Of course in the paper above and in its companion one there is much more than that. Thanks to the high resolution of the telescope frequency bands, the ACT team managed to measure the CMB fluctuations down to the arcminute scale on a decent portion of clean sky. Basically all the results confirm the current cosmological model. Exploring the intermediate multipoles (500 < l < 3000), it is possible to put limits on the cosmological parameters that affect the small scale CMB power. The ACT seems to deliver what it was built for: in these papers, with the help of the results of WMAP, they report very tight measurements of the abundance of primordial helium and of the number of relativistic species (neutrinos) together with better constraints on the value of the running spectral index and an improvement of the upper limit of the tensor to scalar ratio.

Moreover, at larger multipoles, for l > 3000, the power spectrum becomes more sensitive to a bunch of more local, astrophysical phenomena and it allows to estimate the contribution to the total power coming from different sources: the thermal and the kinetic SZ of the galaxy clusters, both the Poissonian distributed and clustered infrared point sources and the (in this patch) faint diffuse signal of our own Galaxy dust. It's easy to predict that those numbers will be a major benefit in the future high resolution CMB data analysis.

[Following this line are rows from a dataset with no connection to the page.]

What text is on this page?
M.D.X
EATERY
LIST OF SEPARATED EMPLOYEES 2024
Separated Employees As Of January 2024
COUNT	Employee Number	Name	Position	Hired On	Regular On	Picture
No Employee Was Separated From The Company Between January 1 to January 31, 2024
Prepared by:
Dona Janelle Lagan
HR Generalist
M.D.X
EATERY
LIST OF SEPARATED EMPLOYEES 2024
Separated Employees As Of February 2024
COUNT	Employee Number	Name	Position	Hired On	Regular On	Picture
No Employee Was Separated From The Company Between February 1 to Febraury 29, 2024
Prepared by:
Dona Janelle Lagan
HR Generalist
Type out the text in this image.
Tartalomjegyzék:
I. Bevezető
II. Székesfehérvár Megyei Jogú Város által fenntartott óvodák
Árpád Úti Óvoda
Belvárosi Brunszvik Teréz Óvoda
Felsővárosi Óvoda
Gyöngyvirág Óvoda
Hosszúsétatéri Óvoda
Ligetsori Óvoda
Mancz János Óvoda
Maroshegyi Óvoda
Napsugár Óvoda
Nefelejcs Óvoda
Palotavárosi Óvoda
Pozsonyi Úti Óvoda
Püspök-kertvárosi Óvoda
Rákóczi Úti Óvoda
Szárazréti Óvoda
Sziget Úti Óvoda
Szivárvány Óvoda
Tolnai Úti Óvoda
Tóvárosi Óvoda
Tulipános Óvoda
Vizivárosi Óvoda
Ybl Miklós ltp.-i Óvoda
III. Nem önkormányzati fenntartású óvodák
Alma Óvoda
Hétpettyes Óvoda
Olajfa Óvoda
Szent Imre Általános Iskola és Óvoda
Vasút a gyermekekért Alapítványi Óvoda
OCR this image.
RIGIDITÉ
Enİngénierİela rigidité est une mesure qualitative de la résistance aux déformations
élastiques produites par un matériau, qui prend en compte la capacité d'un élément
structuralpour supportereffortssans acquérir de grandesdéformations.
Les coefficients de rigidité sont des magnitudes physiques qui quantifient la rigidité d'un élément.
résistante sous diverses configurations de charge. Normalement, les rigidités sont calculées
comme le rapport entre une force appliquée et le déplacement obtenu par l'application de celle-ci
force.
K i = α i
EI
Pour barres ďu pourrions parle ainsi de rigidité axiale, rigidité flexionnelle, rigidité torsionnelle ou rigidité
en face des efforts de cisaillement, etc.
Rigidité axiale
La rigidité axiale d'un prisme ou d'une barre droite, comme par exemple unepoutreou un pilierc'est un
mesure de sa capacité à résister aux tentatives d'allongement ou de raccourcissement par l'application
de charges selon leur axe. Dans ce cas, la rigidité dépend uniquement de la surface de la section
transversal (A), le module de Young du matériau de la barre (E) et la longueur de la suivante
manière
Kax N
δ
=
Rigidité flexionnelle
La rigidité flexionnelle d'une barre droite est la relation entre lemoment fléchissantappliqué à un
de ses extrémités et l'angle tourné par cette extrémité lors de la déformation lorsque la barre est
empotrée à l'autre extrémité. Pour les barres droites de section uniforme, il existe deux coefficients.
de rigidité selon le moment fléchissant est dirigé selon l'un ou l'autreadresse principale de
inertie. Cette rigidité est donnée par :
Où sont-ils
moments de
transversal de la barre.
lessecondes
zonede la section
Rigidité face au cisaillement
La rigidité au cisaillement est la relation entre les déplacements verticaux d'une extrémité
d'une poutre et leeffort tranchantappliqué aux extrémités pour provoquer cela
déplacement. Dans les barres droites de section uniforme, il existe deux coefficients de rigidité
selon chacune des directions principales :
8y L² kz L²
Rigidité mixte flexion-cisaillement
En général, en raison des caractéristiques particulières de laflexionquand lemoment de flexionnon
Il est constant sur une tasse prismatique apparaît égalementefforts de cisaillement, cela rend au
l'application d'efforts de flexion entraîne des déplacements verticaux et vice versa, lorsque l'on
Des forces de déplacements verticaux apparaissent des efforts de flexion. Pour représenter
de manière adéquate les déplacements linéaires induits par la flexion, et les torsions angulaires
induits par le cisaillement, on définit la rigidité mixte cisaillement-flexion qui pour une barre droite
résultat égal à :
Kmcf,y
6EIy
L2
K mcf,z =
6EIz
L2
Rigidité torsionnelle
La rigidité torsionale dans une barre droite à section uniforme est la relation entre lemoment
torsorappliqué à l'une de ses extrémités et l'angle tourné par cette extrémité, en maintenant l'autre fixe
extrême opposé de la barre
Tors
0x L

Still, among all these important results, findings and confirmations, to me the most beautiful remains the measurement of the seventh peak, a small step in the CMB walk, that I'm happy to witness today.

1 comment:

  1. I reckon we should not forget about the third paper of the ACT series. The normalization issues, though technical, are of primary importance for putting things together (and no, I will not continue here the Roman analogy ;-)). The new constraints on the spectral index running as derived in one of the two remaining papers, for instance, are crucially dependent on that. And with the 7th peak being indeed a nice addition to the "CMB bestiary" I think that the nearly 2sigma detection of the index running (and from CMB data only) is one of the highlights of this effort and for many a step towards pinning down the inflation as a proper model for the evolution of the very early Universe.